Paul Ayers, one of the plaintiff attorneys representing the families, will oversee the restoration efforts, to include obtaining original cemetery records, identifying and storing cremated remains in the mausoleum and installing an irrigation system for rehabilitated landscaping.

With the settlement complete, the long-awaited restoration efforts should begin soon, Ayers said.

“For most of the families, it’s not the compensation,” Ayers said. “They want to see the cemetery normalized.”

The lawsuit was filed after October 2005, when state investigators found the remains of 4,000 people who had not been properly buried or disposed of.

In November 2005, state officials removed then-operator Marsha Lee Howard and prohibited the cemetery from conducting any new business.

The lawsuit alleged that remains were put in burial sites already occupied, that others were mixed and that some single-burial plots were converted for multiple burials.

Goldsman closed the cemetery less than a year later due to financial difficulties. With the property faltering, the city stepped in for months to open the cemetery for four hours a week.
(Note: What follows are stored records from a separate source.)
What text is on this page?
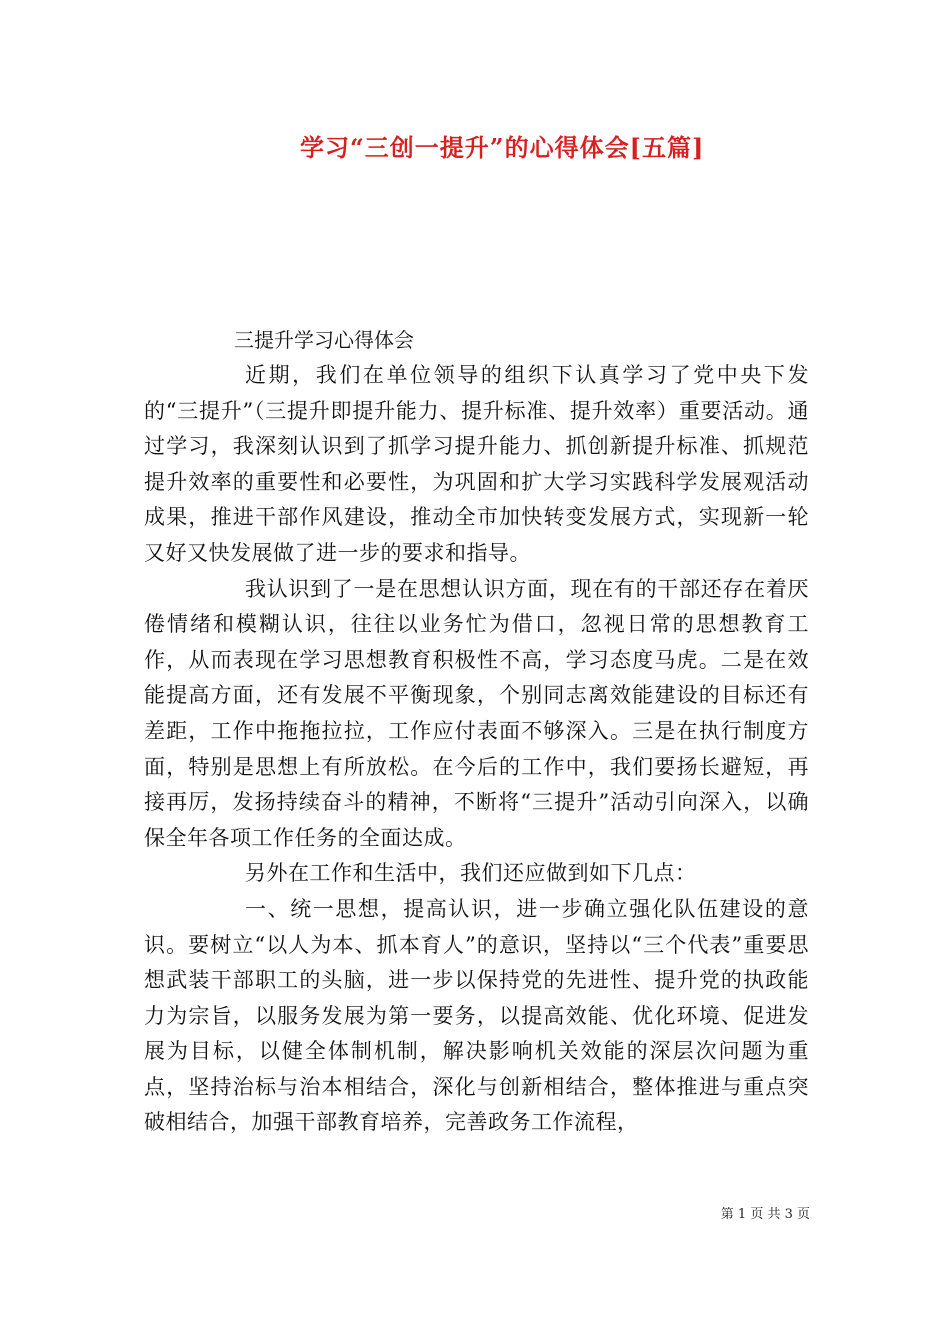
学习“三创一提升”的心得体会[五篇]

三提升学习心得体会

近期，我们在单位领导的组织下认真学习了党中央下发的“三提升”（三提升即提升能力、提升标准、提升效率）重要活动。通过学习，我深刻认识到了抓学习提升能力、抓创新提升标准、抓规范提升效率的重要性和必要性，为巩固和扩大学习实践科学发展观活动成果，推进干部作风建设，推动全市加快转变发展方式，实现新一轮又好又快发展做了进一步的要求和指导。

我认识到了一是在思想认识方面，现在有的干部还存在着厌倦情绪和模糊认识，往往以业务忙为借口，忽视日常的思想教育工作，从而表现在学习思想教育积极性不高，学习态度马虎。二是在效能提高方面，还有发展不平衡现象，个别同志离效能建设的目标还有差距，工作中拖拖拉拉，工作应付表面不够深入。三是在执行制度方面，特别是思想上有所放松。在今后的工作中，我们要扬长避短，再接再厉，发扬持续奋斗的精神，不断将“三提升”活动引向深入，以确保全年各项工作任务的全面达成。

另外在工作和生活中，我们还应做到如下几点：

一、统一思想，提高认识，进一步确立强化队伍建设的意识。要树立“以人为本、抓本育人”的意识，坚持以“三个代表”重要思想武装干部职工的头脑，进一步以保持党的先进性、提升党的执政能力为宗旨，以服务发展为第一要务，以提高效能、优化环境、促进发展为目标，以健全体制机制，解决影响机关效能的深层次问题为重点，坚持治标与治本相结合，深化与创新相结合，整体推进与重点突破相结合，加强干部教育培养，完善政务工作流程，

第 1 页 共 3 页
In recent years, family members have been able to visit loved ones at the cemetery only every other Sunday and holidays during court-ordered public openings.

The restoration will hopefully make the cemetery ready for purchase by a new owner who can reopen it on a regular basis, Ayers said.

“The big unanswered question is who is going to buy the cemetery,” Ayers said. “But nobody was going to buy it while it was in litigation.”